Rural development "is permanent on the order of decades or longer and its effect may intensify over time," Hansen's study says.
No easy answers
Traditional wildlife management, often focused on hunting or other methods of removing animals, is frequently stymied by urban or suburban situations, Alt said.
"It's just tough," he said. When elk herds hammer crops adjacent to subdivisions, as happens just east of Bozeman, human values collide. The farmer has a legitimate problem, but the new residents don't like the prospect of bullets flying by their homes.
"There are no easy answers" in such cases, Alt said.
Homeowners often find conflicting advice, as well.
The Humane Society of the United States's Web site offers lessons on building better brush piles to create habitat for birds and small mammals. Wildlife advocates encourage landowners to foster native plants.
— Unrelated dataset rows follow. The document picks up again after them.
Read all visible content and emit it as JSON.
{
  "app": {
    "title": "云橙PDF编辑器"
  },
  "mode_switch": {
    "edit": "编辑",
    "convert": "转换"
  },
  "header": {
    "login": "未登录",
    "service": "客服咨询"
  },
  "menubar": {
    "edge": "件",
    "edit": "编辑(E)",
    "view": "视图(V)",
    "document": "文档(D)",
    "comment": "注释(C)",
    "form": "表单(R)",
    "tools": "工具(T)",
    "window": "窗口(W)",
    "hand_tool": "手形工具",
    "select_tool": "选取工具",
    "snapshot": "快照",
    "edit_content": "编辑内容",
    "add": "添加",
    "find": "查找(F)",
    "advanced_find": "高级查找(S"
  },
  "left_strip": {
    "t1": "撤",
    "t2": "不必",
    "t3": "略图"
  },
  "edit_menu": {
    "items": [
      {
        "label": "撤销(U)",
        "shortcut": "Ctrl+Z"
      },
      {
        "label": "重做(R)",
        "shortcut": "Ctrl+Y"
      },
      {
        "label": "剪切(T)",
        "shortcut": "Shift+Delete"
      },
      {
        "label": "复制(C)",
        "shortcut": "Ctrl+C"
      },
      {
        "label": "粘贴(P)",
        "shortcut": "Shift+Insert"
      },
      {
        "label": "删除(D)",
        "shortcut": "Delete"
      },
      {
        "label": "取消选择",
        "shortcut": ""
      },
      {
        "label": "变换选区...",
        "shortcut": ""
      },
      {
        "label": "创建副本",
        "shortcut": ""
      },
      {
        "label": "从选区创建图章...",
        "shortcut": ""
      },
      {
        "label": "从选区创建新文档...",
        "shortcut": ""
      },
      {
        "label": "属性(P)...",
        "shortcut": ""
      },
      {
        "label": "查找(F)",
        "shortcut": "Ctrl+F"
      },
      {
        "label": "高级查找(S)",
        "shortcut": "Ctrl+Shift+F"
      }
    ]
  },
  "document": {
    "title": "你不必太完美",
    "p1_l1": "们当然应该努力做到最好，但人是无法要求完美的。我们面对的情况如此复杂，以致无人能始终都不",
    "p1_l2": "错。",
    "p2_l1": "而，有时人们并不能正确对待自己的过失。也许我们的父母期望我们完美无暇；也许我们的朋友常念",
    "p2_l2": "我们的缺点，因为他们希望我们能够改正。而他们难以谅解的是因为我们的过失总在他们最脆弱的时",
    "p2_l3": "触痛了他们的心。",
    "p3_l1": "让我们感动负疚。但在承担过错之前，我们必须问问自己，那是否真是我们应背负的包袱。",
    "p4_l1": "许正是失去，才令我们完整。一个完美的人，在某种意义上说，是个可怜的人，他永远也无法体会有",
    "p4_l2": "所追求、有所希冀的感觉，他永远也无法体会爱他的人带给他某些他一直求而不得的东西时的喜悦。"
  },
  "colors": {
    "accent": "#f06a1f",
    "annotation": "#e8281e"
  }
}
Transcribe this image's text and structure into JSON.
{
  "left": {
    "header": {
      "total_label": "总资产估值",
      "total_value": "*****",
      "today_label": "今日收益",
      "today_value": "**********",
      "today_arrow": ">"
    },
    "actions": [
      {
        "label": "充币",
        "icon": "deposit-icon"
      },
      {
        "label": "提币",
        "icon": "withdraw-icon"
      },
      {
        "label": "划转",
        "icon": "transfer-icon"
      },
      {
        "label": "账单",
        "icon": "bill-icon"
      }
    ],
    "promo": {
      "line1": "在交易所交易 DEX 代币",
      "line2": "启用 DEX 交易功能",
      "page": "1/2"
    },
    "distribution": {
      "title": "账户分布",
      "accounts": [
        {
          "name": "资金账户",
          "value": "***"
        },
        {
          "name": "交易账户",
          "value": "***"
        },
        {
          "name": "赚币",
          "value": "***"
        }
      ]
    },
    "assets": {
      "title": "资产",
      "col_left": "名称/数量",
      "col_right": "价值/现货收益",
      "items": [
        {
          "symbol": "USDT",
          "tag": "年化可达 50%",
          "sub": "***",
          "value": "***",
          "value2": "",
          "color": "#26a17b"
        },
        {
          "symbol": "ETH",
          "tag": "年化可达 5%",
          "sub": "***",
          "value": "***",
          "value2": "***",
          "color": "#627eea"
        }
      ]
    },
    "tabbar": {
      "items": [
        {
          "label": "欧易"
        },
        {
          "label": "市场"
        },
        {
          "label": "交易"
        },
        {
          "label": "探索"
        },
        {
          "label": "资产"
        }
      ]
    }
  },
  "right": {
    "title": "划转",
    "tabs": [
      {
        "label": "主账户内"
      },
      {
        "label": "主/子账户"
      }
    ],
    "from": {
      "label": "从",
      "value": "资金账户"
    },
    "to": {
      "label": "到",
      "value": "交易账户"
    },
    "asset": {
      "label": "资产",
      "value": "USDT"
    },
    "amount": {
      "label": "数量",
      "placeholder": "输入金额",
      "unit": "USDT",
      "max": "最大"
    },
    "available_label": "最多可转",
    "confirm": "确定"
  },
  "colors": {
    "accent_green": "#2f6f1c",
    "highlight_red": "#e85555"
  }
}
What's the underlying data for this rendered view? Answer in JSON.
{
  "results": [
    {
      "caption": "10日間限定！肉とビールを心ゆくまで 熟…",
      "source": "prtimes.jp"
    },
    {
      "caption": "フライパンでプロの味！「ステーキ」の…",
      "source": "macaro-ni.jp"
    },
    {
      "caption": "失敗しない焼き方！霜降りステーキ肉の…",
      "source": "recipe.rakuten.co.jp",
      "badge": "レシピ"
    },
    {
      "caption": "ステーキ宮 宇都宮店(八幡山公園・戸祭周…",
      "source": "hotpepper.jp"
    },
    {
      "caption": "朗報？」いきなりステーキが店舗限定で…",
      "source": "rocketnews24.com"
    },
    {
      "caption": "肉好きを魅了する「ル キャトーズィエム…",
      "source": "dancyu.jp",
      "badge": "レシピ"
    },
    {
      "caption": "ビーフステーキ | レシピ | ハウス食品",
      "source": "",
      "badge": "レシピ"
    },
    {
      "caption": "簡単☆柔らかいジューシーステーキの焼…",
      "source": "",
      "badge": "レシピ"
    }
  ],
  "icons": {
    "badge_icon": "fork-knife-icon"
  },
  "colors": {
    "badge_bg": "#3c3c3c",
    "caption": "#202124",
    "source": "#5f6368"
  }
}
Yet wildfire specialists and insurance companies tell you to get rid of the brush and keep lawns green.
Meanwhile, communities like Bozeman continue to spread.
Hansen said there are a number of things people can do to minimize their impact: keep pets under control; contain pet food and garbage; use native landscaping; choose building sites carefully and avoid streambanks; and don't overgraze pastures, since doing so fosters weeds and the manure feeds creatures you might not want around.
"I don't think this has to be onerous," Hansen said. "It's not that hard to live with wildlife."
But if we're not careful, it could become increasingly difficult for wildlife to live with us.
Deer still click their feet on Main Street in Bozeman, passing from one open area to another. That might not happen forever.
"Once the paved surface exceeds a certain level, they begin dropping off," Hansen said.